I have long been enchanted by the long-lasting and lovely succulent bouquet. It is a living succulent arrangement where the plants are wired to resemble flower stems and then slipped into a vase – or mason jar mugs! I am particularly inspired by Debra Lee Baldwin’s bouquets. I still had a few echeveria cuttings left from Mountain Crest Gardens, so — I finally decided to make one. It was so fun! And much easier than it looks. Let me show you how to make a succulent bouquet of your own.

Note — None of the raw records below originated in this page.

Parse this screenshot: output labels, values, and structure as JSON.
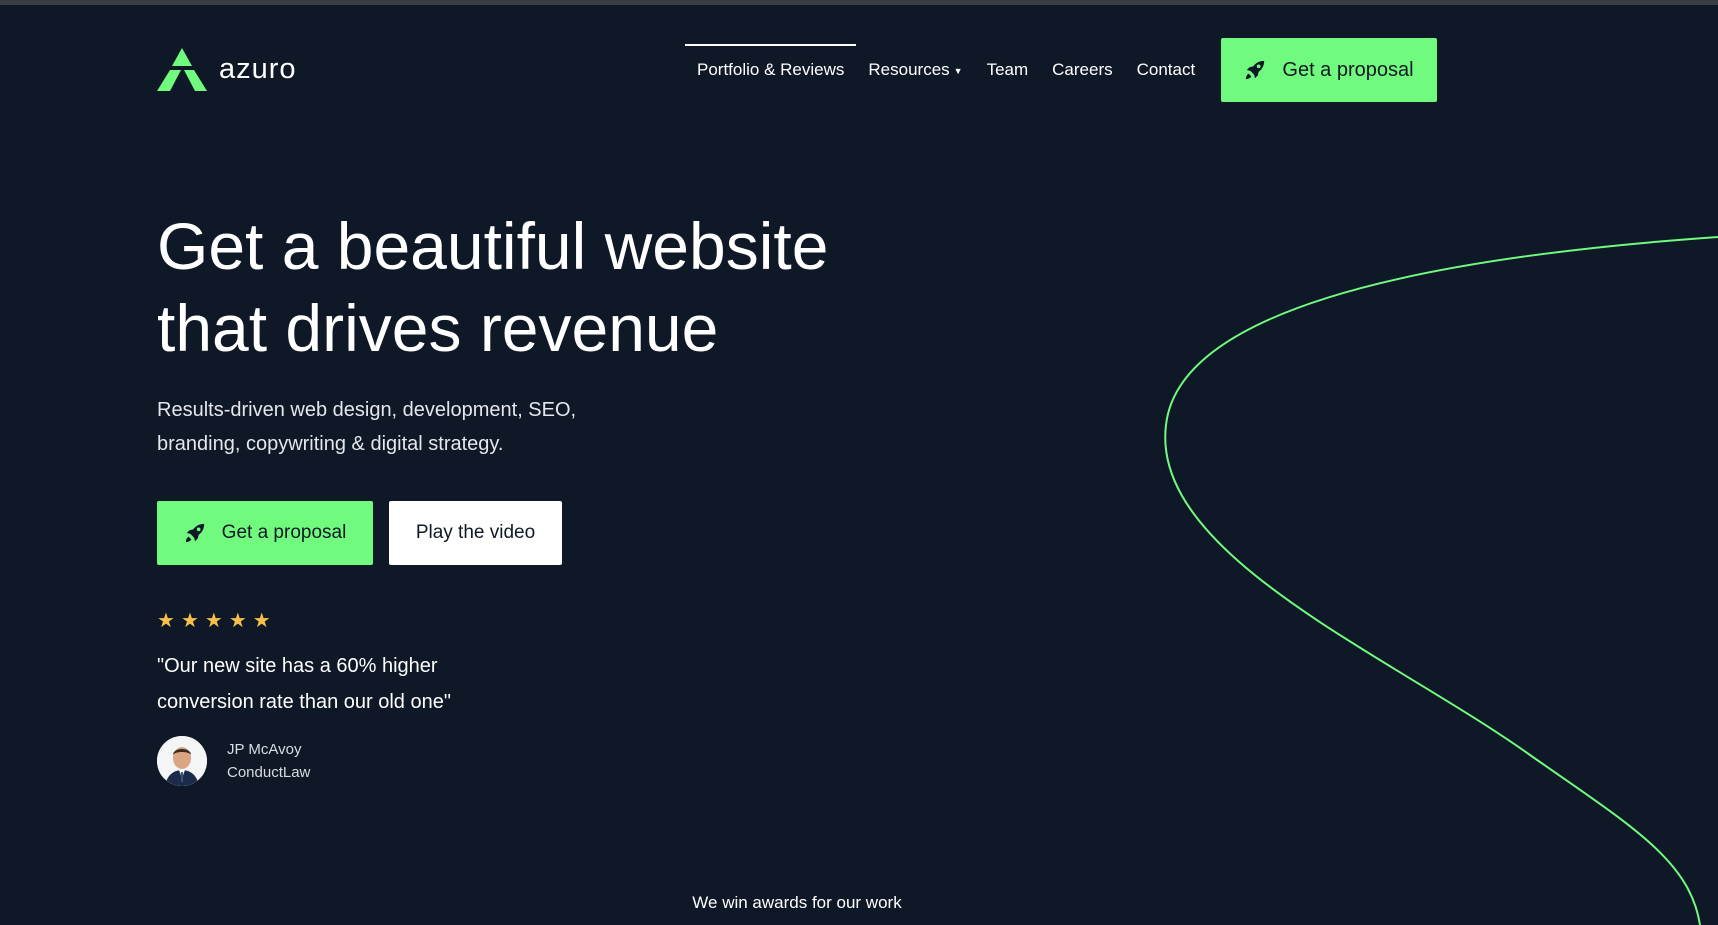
{
  "brand": {
    "name": "azuro",
    "accent": "#71fb7e",
    "background": "#0f1826",
    "star_color": "#f8c04b"
  },
  "nav": {
    "items": [
      {
        "label": "Portfolio & Reviews",
        "active": true
      },
      {
        "label": "Resources",
        "has_dropdown": true
      },
      {
        "label": "Team"
      },
      {
        "label": "Careers"
      },
      {
        "label": "Contact"
      }
    ],
    "cta_label": "Get a proposal",
    "cta_icon": "rocket-icon"
  },
  "hero": {
    "title_line1": "Get a beautiful website",
    "title_line2": "that drives revenue",
    "subtitle_line1": "Results-driven web design, development, SEO,",
    "subtitle_line2": "branding, copywriting & digital strategy.",
    "primary_cta": "Get a proposal",
    "secondary_cta": "Play the video"
  },
  "testimonial": {
    "rating": 5,
    "rating_max": 5,
    "star_glyph": "★",
    "quote_line1": "\"Our new site has a 60% higher",
    "quote_line2": "conversion rate than our old one\"",
    "author_name": "JP McAvoy",
    "author_company": "ConductLaw"
  },
  "awards": {
    "heading": "We win awards for our work"
  }
}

Mason Jar Crafts Meet DIY Succulent Bouquet

{Please note, some links in this post may be affiliate links to sites that pay me a small commission if you click on the link and make a purchase. This commission is at absolutely no cost to you. I only recommend products and companies that I have worked with and truly love! ~Kat}

DIY Succulent Bouquet

succulent bouquets in mason jar mugs

Whether used for a wedding, a spectacular centerpiece, or a simple gift, a succulent plant bouquet is a living arrangement that looks beautiful for weeks. Then, simply unwrap the wires and root the succulent stems to grow them into lush plants to be enjoyed for years! This is not just an eco-friendly alternative to cut flowers. Think how meaningful it would be to plant your wedding bouquet or hostess gift, and enjoy a living reminder of the event that flourishes for years to come.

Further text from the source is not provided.